Second, when many important attributes are numerical and their precision matters much. That is, if turning numerical values into a few bucketized values results in too much information loss already, then DPSyn does not work well. Further, DPSyn cannot handle content data where the domain is very large or unbounded, such as text data, audio/video data.
Third, when the dataset is not in a relational database. Examples include graph models and streaming models. The original notion of differential privacy was proposed to handle the counting queries in the relational databases. Over the years, different notions have been proposed to handle different data types, e.g., location indistinguishability. But since DPSyn is built on differential privacy, it will have difficulty handling data types other than relational database. Adopting other privacy notions will be an interesting future direction.

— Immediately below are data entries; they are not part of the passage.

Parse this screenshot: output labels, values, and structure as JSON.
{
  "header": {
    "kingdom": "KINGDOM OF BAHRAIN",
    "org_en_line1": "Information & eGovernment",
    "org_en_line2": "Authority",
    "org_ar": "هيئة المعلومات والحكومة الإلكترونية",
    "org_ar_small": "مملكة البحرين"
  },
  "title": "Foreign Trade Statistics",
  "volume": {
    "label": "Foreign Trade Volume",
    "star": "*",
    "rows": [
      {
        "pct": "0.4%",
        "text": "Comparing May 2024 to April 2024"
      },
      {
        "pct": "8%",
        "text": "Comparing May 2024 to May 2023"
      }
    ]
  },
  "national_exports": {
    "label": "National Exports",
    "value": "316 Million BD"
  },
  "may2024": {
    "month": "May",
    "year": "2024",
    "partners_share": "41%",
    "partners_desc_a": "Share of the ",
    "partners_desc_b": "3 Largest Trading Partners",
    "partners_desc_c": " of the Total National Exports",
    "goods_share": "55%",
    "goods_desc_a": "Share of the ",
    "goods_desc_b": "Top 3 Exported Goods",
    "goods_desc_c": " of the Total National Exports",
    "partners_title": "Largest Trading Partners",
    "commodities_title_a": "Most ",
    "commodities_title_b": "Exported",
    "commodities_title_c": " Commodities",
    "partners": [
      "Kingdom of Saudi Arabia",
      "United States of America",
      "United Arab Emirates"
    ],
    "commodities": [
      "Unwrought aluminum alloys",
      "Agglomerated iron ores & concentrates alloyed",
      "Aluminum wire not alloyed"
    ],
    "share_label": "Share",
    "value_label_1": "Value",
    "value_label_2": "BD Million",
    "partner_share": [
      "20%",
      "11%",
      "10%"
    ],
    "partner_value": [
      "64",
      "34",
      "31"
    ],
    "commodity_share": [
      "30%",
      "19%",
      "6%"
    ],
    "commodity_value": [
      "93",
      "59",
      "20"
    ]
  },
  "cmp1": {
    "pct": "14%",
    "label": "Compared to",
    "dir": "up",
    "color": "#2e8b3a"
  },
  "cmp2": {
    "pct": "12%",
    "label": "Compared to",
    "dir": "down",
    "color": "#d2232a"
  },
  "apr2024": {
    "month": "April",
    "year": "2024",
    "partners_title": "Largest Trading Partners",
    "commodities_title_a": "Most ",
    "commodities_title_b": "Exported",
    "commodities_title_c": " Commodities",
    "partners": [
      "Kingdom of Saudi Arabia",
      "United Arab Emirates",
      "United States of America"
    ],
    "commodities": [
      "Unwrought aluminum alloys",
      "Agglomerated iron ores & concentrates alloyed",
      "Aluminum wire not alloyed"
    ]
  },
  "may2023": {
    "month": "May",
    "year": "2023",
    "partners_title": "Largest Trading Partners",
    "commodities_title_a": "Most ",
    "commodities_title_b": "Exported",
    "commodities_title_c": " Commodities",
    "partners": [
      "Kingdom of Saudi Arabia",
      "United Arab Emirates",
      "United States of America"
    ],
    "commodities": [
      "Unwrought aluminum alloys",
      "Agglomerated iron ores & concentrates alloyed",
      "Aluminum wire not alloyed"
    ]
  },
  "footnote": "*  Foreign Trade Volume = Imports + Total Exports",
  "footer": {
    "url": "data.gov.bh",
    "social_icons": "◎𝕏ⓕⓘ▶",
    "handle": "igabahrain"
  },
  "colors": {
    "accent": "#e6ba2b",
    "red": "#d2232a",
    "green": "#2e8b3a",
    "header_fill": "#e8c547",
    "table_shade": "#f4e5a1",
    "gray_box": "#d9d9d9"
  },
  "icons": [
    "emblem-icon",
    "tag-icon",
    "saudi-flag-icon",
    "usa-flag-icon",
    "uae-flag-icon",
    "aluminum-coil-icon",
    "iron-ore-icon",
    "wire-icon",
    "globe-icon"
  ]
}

In the first step, the method scans the dataset to construct the marginals. The computation grows linear with the size of the dataset and the number of marginals, respectively. After that, injecting noise is fast, but making the marginals consistent requires more time, since it is basically an optimization problem. It is not clear what is the theoretical running time, but with a test on the running time, the optimization can always terminate soon enough and output reasonable result. Finally, the synthesize step is linear in the size of the target dataset and the number of noisy marginals.
We run experiments on the following four datasets.
- POS (Real world performance of association rule algorithms, SIGKDD'01): A dataset containing merchant transactions of half a million users.
- Kosarak (Frequent itemset mining dataset repository.http://fimi.ua.ac.be/data/): A dataset of click streams on a Hungarian website that contains around one million users.
- Adult (UCI machine learning repository, 2010): A dataset from the UCI machine learning repository. After removing missing values, the dataset contains around 50 thousands records. The numerical attributes are bucketized into categorical attributes.
- US: A dataset from the Integrated Public Use Microdata Series (IPUMS). It has around three millions records of the United States census in 2016. There are over one hundred categorical attributes in this dataset.
For those datasets, there exists analysis for regression/classification/clustering tasks.
Sum of Squared Error (SSE) is the metrics we use to measure accuracy of the marginal information. That is, we compute the ground truth and calculate the sum of squared difference in each cell.
For each of the specific problem, we use appropriate metrics such as mis-classification rate.